Hunter Green was just embarking on his experience on the main SMU campus. But his connection with the SMU family lives with students Garret Ruoff and Michael Dooley, who look back on Green with fine memories; remembering him as a comic and a quirky dresser, but mostly, as a good friend.

A group of SMU students were chosen last spring to be the first to participate in a new semester-long program at Fort Burgwin, SMU’s mountain campus.

Known affectionately to each other as the “Taos Ten,” a group of six male students and three female students traveled to New Mexico with anthropology professor Mike Adler in August 2009.

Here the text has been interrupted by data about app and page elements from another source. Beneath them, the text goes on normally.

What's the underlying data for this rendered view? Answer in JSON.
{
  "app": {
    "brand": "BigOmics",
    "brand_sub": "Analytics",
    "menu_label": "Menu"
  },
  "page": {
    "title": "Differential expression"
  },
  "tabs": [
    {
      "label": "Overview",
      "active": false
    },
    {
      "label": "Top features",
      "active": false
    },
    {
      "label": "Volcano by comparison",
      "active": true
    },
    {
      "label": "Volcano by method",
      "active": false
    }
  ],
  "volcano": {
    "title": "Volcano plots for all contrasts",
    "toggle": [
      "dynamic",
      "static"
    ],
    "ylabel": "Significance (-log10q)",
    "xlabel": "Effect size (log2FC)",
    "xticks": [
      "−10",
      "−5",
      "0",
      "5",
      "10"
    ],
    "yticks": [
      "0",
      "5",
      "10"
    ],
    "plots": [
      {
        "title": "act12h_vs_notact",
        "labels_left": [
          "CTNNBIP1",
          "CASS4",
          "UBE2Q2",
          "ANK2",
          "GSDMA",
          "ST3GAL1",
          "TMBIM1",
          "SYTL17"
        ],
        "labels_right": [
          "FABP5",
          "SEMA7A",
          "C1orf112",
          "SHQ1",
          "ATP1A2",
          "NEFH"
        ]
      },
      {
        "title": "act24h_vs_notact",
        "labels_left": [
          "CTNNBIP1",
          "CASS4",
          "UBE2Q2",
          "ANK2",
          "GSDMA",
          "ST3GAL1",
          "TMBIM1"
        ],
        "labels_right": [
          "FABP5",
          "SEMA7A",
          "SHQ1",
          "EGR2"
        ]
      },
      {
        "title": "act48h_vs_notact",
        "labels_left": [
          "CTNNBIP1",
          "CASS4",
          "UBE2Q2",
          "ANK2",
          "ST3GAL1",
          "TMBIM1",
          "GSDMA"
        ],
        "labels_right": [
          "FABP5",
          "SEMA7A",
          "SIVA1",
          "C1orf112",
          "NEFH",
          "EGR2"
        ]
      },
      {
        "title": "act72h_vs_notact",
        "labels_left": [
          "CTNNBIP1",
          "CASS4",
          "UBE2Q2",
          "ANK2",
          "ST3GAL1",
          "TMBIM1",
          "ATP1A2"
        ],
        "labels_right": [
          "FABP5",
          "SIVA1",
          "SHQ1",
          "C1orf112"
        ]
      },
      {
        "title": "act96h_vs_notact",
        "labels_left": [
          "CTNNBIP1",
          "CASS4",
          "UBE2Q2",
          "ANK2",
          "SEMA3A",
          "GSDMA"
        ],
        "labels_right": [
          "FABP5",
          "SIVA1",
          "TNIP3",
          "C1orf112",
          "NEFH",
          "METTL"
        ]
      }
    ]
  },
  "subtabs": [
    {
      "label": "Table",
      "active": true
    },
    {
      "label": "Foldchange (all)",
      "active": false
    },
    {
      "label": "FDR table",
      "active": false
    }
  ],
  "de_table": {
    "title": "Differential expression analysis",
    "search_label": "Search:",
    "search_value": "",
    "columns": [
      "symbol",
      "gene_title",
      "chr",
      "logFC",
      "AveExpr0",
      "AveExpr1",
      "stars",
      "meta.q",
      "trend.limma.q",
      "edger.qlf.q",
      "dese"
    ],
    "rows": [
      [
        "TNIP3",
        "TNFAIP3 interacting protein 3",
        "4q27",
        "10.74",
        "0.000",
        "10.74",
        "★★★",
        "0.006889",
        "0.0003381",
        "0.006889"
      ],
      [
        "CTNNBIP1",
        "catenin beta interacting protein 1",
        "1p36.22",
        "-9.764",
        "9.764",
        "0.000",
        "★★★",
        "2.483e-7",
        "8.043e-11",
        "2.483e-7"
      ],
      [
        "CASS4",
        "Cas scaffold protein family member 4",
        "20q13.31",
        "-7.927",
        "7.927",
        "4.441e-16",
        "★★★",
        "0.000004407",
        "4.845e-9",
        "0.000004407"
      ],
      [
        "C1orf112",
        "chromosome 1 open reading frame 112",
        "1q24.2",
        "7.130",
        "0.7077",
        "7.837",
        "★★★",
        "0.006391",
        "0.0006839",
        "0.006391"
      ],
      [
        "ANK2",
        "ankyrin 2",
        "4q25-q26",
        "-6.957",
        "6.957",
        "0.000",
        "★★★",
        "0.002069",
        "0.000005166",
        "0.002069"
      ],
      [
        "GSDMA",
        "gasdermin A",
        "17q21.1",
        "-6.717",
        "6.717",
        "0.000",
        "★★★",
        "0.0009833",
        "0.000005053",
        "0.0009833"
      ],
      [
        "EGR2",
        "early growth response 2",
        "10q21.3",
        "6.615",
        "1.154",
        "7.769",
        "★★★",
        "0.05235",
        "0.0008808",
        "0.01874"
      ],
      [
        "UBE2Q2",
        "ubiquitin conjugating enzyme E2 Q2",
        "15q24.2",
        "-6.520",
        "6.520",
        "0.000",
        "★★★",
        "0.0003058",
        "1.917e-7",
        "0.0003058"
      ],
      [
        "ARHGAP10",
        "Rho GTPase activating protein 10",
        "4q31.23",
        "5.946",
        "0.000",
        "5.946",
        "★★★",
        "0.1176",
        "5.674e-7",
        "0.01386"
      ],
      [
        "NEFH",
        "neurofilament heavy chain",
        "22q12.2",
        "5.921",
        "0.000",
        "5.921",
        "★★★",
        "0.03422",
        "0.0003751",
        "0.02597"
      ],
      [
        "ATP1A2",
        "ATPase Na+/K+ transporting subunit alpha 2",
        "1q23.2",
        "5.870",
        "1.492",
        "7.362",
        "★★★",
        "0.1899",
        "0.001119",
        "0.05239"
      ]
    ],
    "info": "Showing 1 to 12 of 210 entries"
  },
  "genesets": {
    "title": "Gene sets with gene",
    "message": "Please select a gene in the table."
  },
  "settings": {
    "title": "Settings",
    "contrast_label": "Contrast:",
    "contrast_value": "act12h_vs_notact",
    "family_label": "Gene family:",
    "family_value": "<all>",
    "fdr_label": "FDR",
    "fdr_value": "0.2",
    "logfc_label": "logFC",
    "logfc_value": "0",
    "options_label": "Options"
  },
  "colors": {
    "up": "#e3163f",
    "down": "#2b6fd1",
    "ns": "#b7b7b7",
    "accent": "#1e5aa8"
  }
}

The setting includes lodging in small dormitories called casitas and a unique, hands-on learning environment.

It was in Taos that Hunter Green became a part of the SMU family, quickly meshing with a group of students he would come to know well.

Two students from the group sat down with The Daily Campus to share stories about Hunter to show a small piece of him to the rest of the SMU community.

“He was the comedian of the group for sure. He always made everyone laugh,” Garrett Ruoff said.

Green had transferred from the University of Central Florida and was having to adjust to a completely new setting with new people. 

“Hunter definitely seemed like a really average guy on the outside but there was definitely a lot more to him,” Dooley said. “It took me a pretty long time to discover that—to discover his loving and caring side, and how he was really ultimately an awesome person.”

“He was a very sweet guy,” Ruoff said. “It took awhile for all of us.”

Dooley said Green’s sarcastic sense of humor brought the group together through laughter: 

“You could never get mad at him because you knew he was being playful, whatever he was doing,” Ruoff said.

Ruoff said Green became infamous for wearing a blue Muppet hat almost every day. Since Green’s death, the hat is now being passed around the group to wear around campus in homage to Green’s quirkiness.

“It was his smile. You couldn’t feel scared or intimated by him—it was just that smile. Ruoff said.

“He did his own thing,” Ruoff said, reflecting on Green’s character. “He wore shorts all the time; flip flops when it was snowing outside.”

Dooley recalls Green riding his bike through the snow across campus.

Part of the tradition for the Taos group was to hold campfires near campus where they would prepare food and congregate at the end of the day. A culinary novice at first, Green learned quickly how to roll “the perfect burrito,” Dooley said.

Dooley said he also recalls sledding with Green on a snowy mountain road near campus. Described as “very inventive,” Green had built an entire bobsled course out of the trees and snow banks, even including a signature obstacle that apparently only he could navigate.

His infectious smile and acerbic wit were Green’s most remarkable traits, Ruoff said. He said he did not recall Green mentioning his former school or even his family very often.

“His past life didn’t exactly sound perfect, but he really kept to himself about that. I don’t think anyone knew about that,” Ruoff said.

At Thanksgiving, Dooley said he remembers Green saying he did not want to return to Taos.

“I kind of got that vibe in the beginning, you know, that he was the kid that didn’t necessarily want to be there,” Dooley said.

By the end of the term in New Mexico, Dooley and Ruoff said the small group had grown very close. Returning to SMU for the spring, Ruoff and Dooley said they looked forward to seeing Green again.

On Friday, SMU officials notified the group of Green’s passing. 

“I didn’t believe it at first,” Ruoff said. “I hadn’t seen him yet this semester: There was no way.”

“That’s the hardest thing, that I couldn’t see him and say, ‘hey man, I had a great time with you, I care about you and if you ever need me,

I’m here for you’—but he knew that, I’m sure he did,” Ruoff said.

Dooley and Ruoff said they were relieved to meet with Green’s family and to share stories with them at the Sunday memorial service in Dallas.

“It’s tough to lose someone in a small group like that, and it’s tough that no one else got to know him too because he was really a very unique guy,” Ruoff said. “I’d never met anyone like him and I’m sure I will never meet anyone like him again.”